Redazione TuttoBolognaWeb

Nato a Leggiuno in provincia di Varese, ad 8 anni perse il padre per un incidente sul lavoro e poco dopo, per un tumore, perse anche la madre. Gigi fu mandato in svariati collegi religiosi della zona e in seguito, fu preso in carico dalla sorella maggiore Fausta, 6 anni più grande. Tutte queste controversie, condizionarono e non poco il carattere di Gigi Riva, tanto da renderlo spesso autocritico, malinconico, taciturno, triste, schivo e severo, anche con se stesso. Amava spesso star da solo. In campo però, tirava fuori tutta la sua potenza, la sua energia, la rabbia che aveva dentro; da questi suoi lati caratteriali in campo, ecco il soprannome “Rombo di Tuono”, probabilmente il detto più famoso di sempre nel mondo del calcio. Forte col piede sinistro e in acrobazia; il secondo gol acrobatico, in Vicenza Cagliari 1-2, è di una bellezza unica, uno dei gol più belli di tutta la serie A e forse, il gol più bello segnato da Riva nella sua carriera, proprio nel campionato 1969-70’, quello dello scudetto del Cagliari e di tutta la Sardegna.
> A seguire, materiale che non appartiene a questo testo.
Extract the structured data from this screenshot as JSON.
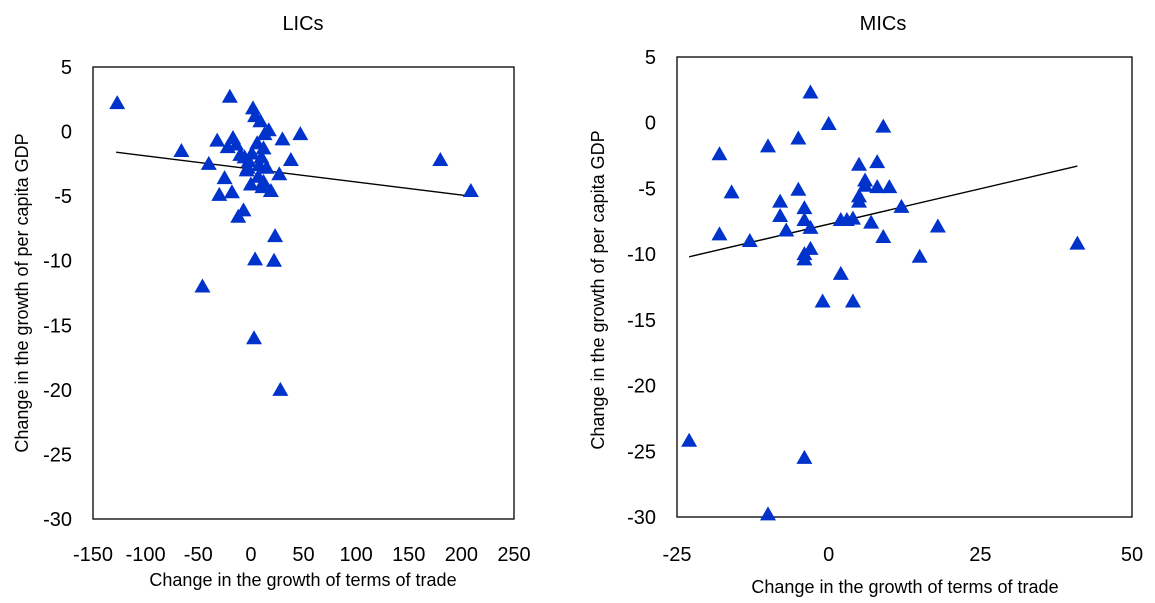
{
  "chart_data": [
    {
      "type": "scatter",
      "title": "LICs",
      "xlabel": "Change in the growth of terms of trade",
      "ylabel": "Change in the growth of per capita GDP",
      "xlim": [
        -150,
        250
      ],
      "ylim": [
        -30,
        5
      ],
      "xticks": [
        -150,
        -100,
        -50,
        0,
        50,
        100,
        150,
        200,
        250
      ],
      "xtick_labels": [
        "-150",
        "-100",
        "-50",
        "0",
        "50",
        "100",
        "150",
        "200",
        "250"
      ],
      "yticks": [
        5,
        0,
        -5,
        -10,
        -15,
        -20,
        -25,
        -30
      ],
      "ytick_labels": [
        "5",
        "0",
        "-5",
        "-10",
        "-15",
        "-20",
        "-25",
        "-30"
      ],
      "grid": false,
      "marker": "triangle",
      "color": "#0033cc",
      "points": [
        [
          -127,
          2.2
        ],
        [
          -66,
          -1.5
        ],
        [
          -40,
          -2.5
        ],
        [
          -46,
          -12.0
        ],
        [
          -32,
          -0.7
        ],
        [
          -30,
          -4.9
        ],
        [
          -25,
          -3.6
        ],
        [
          -22,
          -1.2
        ],
        [
          -20,
          2.7
        ],
        [
          -17,
          -0.5
        ],
        [
          -18,
          -4.7
        ],
        [
          -14,
          -1.0
        ],
        [
          -12,
          -6.6
        ],
        [
          -10,
          -1.8
        ],
        [
          -7,
          -6.1
        ],
        [
          -6,
          -2.0
        ],
        [
          -4,
          -3.0
        ],
        [
          -2,
          -2.3
        ],
        [
          0,
          -4.1
        ],
        [
          1,
          -1.7
        ],
        [
          2,
          1.8
        ],
        [
          3,
          -16.0
        ],
        [
          4,
          -9.9
        ],
        [
          4,
          1.2
        ],
        [
          6,
          -0.9
        ],
        [
          7,
          -3.5
        ],
        [
          8,
          -2.6
        ],
        [
          9,
          0.8
        ],
        [
          10,
          -2.0
        ],
        [
          11,
          -4.3
        ],
        [
          12,
          -1.3
        ],
        [
          13,
          -0.2
        ],
        [
          15,
          -2.8
        ],
        [
          17,
          0.1
        ],
        [
          19,
          -4.6
        ],
        [
          22,
          -10.0
        ],
        [
          23,
          -8.1
        ],
        [
          27,
          -3.3
        ],
        [
          28,
          -20.0
        ],
        [
          30,
          -0.6
        ],
        [
          38,
          -2.2
        ],
        [
          47,
          -0.2
        ],
        [
          180,
          -2.2
        ],
        [
          209,
          -4.6
        ],
        [
          12,
          -3.9
        ],
        [
          -3,
          -2.8
        ]
      ],
      "trendline": {
        "x": [
          -128,
          209
        ],
        "y": [
          -1.6,
          -5.0
        ]
      }
    },
    {
      "type": "scatter",
      "title": "MICs",
      "xlabel": "Change in the growth of terms of trade",
      "ylabel": "Change in the growth of per capita GDP",
      "xlim": [
        -25,
        50
      ],
      "ylim": [
        -30,
        5
      ],
      "xticks": [
        -25,
        0,
        25,
        50
      ],
      "xtick_labels": [
        "-25",
        "0",
        "25",
        "50"
      ],
      "yticks": [
        5,
        0,
        -5,
        -10,
        -15,
        -20,
        -25,
        -30
      ],
      "ytick_labels": [
        "5",
        "0",
        "-5",
        "-10",
        "-15",
        "-20",
        "-25",
        "-30"
      ],
      "grid": false,
      "marker": "triangle",
      "color": "#0033cc",
      "points": [
        [
          -23,
          -24.2
        ],
        [
          -18,
          -8.5
        ],
        [
          -18,
          -2.4
        ],
        [
          -16,
          -5.3
        ],
        [
          -13,
          -9.0
        ],
        [
          -10,
          -1.8
        ],
        [
          -10,
          -29.8
        ],
        [
          -8,
          -7.1
        ],
        [
          -8,
          -6.0
        ],
        [
          -7,
          -8.2
        ],
        [
          -5,
          -5.1
        ],
        [
          -5,
          -1.2
        ],
        [
          -4,
          -7.4
        ],
        [
          -4,
          -6.5
        ],
        [
          -4,
          -10.0
        ],
        [
          -4,
          -10.4
        ],
        [
          -4,
          -25.5
        ],
        [
          -3,
          -9.6
        ],
        [
          -3,
          -8.0
        ],
        [
          -3,
          2.3
        ],
        [
          -1,
          -13.6
        ],
        [
          0,
          -0.1
        ],
        [
          2,
          -11.5
        ],
        [
          2,
          -7.4
        ],
        [
          3,
          -7.4
        ],
        [
          4,
          -7.3
        ],
        [
          4,
          -13.6
        ],
        [
          5,
          -3.2
        ],
        [
          5,
          -5.6
        ],
        [
          6,
          -4.4
        ],
        [
          6,
          -4.8
        ],
        [
          7,
          -7.6
        ],
        [
          8,
          -3.0
        ],
        [
          8,
          -4.9
        ],
        [
          9,
          -0.3
        ],
        [
          9,
          -8.7
        ],
        [
          10,
          -4.9
        ],
        [
          12,
          -6.4
        ],
        [
          15,
          -10.2
        ],
        [
          18,
          -7.9
        ],
        [
          41,
          -9.2
        ],
        [
          5,
          -6.0
        ]
      ],
      "trendline": {
        "x": [
          -23,
          41
        ],
        "y": [
          -10.2,
          -3.3
        ]
      }
    }
  ]
}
Resta ad oggi, l’unico scudetto italiano vinto da  una squadra isolana. Riva stava al Cagliari, come Rivera stava al Milan, Mazzola all’Inter e Bulgarelli al Bologna, tanto per intenderci. I suoi potenti tiri dentro all’area di rigore o anche fuori dall’area, viaggiavano spesso alla velocità di 120km/h, come una macchina all’epoca, lanciata ad alta velocità. Con i palloni di cuoio di quel tempo, duri e più pesanti, non era facile calciare così forte. In allenamento, spesso piegava i guantoni ad Albertosi; quando calciava un rigore, spesso i portieri invece di scegliere un angolo, si buttavano quasi sedendosi, al centro della porta, per evitare il più possibile di essere colpiti, citofonare Zoff. Una domenica, prima di Lazio-Cagliari, Danilo Piroddi, un bambino di 9 anni, all’Acqua Acetosa si apposta dietro la porta dove in allenamento Riva prova dei tiri dalla distanza. Piroddi viene colpito ad un braccio e riporta svariate lesioni. Riva alcuni giorni dopo l’accaduto, andò a trovarlo e gli regalò un pallone, firmò l’autografo sul braccio ingessato e gli dedicò il gol segnato alla Lazio. Il malcapitato bambino, gli chiese anche la maglia numero 11 ma Riva, non potè regalargliela, avendone solo una, quella che indossava tutte le domeniche. Mica come ora che se ne hanno a centinaia e vengono anche venduti nei punti vendita ufficiali.